I'm surprised he was easily fooled by the "little girl" even that early in his "experience" with the Walkers you'd think he would know better than to automatically assume that this little girl was walking around an abandoned gas station parking lot in her pajamas.
Other theories: Those walkers couldn't get out of the cars and the heat in the cars essentially mummified them. Dehydration, if significant enough, causes severe brain damage. That brain damage may have been as significant as the kind of head trauma that normally puts down a walker. Yes to both. And perhaps larger herds.
Yeah, but we've seen and been told unless there's brain trauma the Walkers will still pursue no matter what their injury. We've seen other Walkers attack people when cars or other enclosed areas have been opened up. The bodies in the cars on the highway I just assumed died before the "disease" managed to infect everyone.
George Romeo's "zombie rules," may imply intelligent zombies are in store which IMO actually would be kewl.
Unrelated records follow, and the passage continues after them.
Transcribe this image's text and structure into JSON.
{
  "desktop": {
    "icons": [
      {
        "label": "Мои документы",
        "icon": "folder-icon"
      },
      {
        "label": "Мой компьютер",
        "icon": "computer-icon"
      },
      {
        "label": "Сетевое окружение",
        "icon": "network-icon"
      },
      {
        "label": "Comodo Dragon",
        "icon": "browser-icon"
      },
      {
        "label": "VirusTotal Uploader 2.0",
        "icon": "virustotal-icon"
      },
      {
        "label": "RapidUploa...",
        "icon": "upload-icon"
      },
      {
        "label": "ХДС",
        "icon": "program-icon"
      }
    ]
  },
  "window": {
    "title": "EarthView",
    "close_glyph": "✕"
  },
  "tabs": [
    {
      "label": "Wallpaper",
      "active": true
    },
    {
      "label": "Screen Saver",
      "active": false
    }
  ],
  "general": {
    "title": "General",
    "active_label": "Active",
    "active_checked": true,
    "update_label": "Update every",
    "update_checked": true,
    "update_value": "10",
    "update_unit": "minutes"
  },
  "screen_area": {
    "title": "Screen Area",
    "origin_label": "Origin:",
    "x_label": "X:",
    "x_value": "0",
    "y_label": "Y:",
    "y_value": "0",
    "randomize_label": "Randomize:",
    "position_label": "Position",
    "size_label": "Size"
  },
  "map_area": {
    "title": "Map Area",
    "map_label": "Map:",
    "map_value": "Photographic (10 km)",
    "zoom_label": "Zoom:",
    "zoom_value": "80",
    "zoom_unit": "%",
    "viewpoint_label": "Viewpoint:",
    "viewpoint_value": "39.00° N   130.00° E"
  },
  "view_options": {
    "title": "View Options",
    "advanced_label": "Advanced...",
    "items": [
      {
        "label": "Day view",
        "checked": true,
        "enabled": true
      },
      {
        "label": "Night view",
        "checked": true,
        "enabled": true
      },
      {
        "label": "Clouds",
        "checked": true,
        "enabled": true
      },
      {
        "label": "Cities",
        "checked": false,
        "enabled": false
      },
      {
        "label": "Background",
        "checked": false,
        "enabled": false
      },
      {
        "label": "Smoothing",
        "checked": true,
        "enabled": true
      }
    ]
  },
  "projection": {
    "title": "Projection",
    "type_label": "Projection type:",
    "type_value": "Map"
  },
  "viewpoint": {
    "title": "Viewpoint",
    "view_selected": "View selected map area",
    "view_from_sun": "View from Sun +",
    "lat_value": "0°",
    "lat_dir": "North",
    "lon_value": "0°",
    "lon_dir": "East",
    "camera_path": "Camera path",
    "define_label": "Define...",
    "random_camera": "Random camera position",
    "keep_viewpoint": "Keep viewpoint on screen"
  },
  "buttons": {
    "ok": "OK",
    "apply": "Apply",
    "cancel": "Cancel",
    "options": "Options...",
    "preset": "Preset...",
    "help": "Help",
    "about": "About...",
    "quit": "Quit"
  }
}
In a previous thread, we speculated there are TWO things going on...the zombie "virus" which reanimates people. The second is a "bacteria" which kills people quickly, and thus activates the virus.
An interesting theory. So then the virus could be spread by contact while the bacteria needs bodily fluids (or blood contact). Although that would also mean that not everyone who dies would turn into a zombie. Just those who have had previous contact with the infected (as most of the series survivors shown could be assumed to have done). In which case future generations could easily return to normality as contact with zombies would be limited as humans rebuilt society. And assuming that certain areas had been "walled off" from the infection it would be a bigger problem for survivors caught and forced to survive (either temporarily or permanently) in the infection zone.
Why would you think that? If everyone has the virus, then everyone becomes a zombie upon death. The bacteria just explains how a simple zombie bite kills.
If by "contact," you mean fluids, bites or a scratch, then that does not apply to Randall--the prisoner Shane murdered, but reanimated after death. As far as we know, Randall never had physical contact with a walker.